Ia menjelaskan, jumlah bantuan hewan kurban setiap tahun menyesuaikan kondisi anggaran daerah dan harga sapi di pasaran. Tahun ini, jumlah bantuan mengalami penyesuaian akibat kenaikan harga ternak.
“Memang ada pengurangan dibanding tahun sebelumnya karena harga sapi meningkat. Tetapi distribusinya tetap diprioritaskan untuk masyarakat yang membutuhkan,” katanya.

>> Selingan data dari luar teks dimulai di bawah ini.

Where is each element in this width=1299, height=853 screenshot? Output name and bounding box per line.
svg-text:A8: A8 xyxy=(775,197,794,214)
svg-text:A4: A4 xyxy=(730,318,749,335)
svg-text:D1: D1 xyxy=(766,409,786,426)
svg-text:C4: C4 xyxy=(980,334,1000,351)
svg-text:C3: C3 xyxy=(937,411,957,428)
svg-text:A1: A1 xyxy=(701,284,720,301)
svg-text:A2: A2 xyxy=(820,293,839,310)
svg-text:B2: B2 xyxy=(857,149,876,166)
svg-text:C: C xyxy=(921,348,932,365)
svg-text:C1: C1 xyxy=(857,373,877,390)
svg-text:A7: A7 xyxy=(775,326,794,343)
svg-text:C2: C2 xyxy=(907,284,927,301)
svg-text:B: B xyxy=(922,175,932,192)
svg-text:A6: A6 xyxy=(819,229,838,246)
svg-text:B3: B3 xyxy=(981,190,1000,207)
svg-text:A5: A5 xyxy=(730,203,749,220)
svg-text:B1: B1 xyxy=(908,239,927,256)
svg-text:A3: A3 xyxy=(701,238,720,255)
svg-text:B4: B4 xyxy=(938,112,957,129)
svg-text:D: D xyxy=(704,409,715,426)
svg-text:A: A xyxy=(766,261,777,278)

Menurutnya, penyaluran bantuan dilakukan secara selektif dengan mempertimbangkan kondisi ekonomi masyarakat di masing-masing daerah. Bahkan, satu ekor sapi bantuan Presiden dijadwalkan diserahkan langsung ke wilayah Bolaang Mongondow.
Distribusi hewan kurban menjangkau berbagai wilayah, mulai dari daerah perkotaan hingga kepulauan terluar di Sulut.

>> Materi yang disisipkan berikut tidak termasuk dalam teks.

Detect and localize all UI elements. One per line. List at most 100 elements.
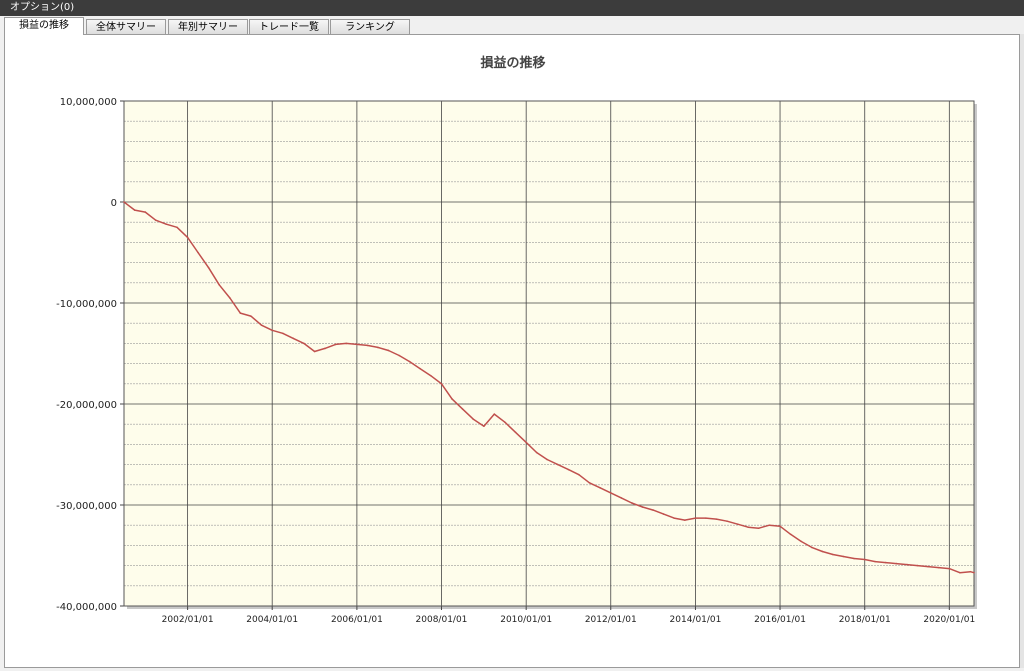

Sejumlah masjid penerima di antaranya Masjid Raya Ahmad Yani Lawangirung dan Masjid Kyai Mojo Korem 131 Santiago di Kota Manado, Masjid Al Hikmah Tondano di Minahasa, Masjid Nurul Insan di Kotamobagu, Masjid Al Jihad Ulu Siau Timur di Sitaro, hingga Masjid Nurul Jihad di Kecamatan Beo Utara, Kabupaten Talaud.
Program tersebut mendapat sambutan positif dari tokoh agama dan masyarakat.
Bantuan dinilai sangat membantu warga kurang mampu agar tetap dapat melaksanakan ibadah kurban dan merasakan kebahagiaan Idul Adha secara merata.
Melalui penyaluran ini, Pemprov Sulut berharap semangat solidaritas sosial, toleransi, dan persaudaraan antarumat beragama di Bumi Nyiur Melambai terus terjaga dan semakin kuat.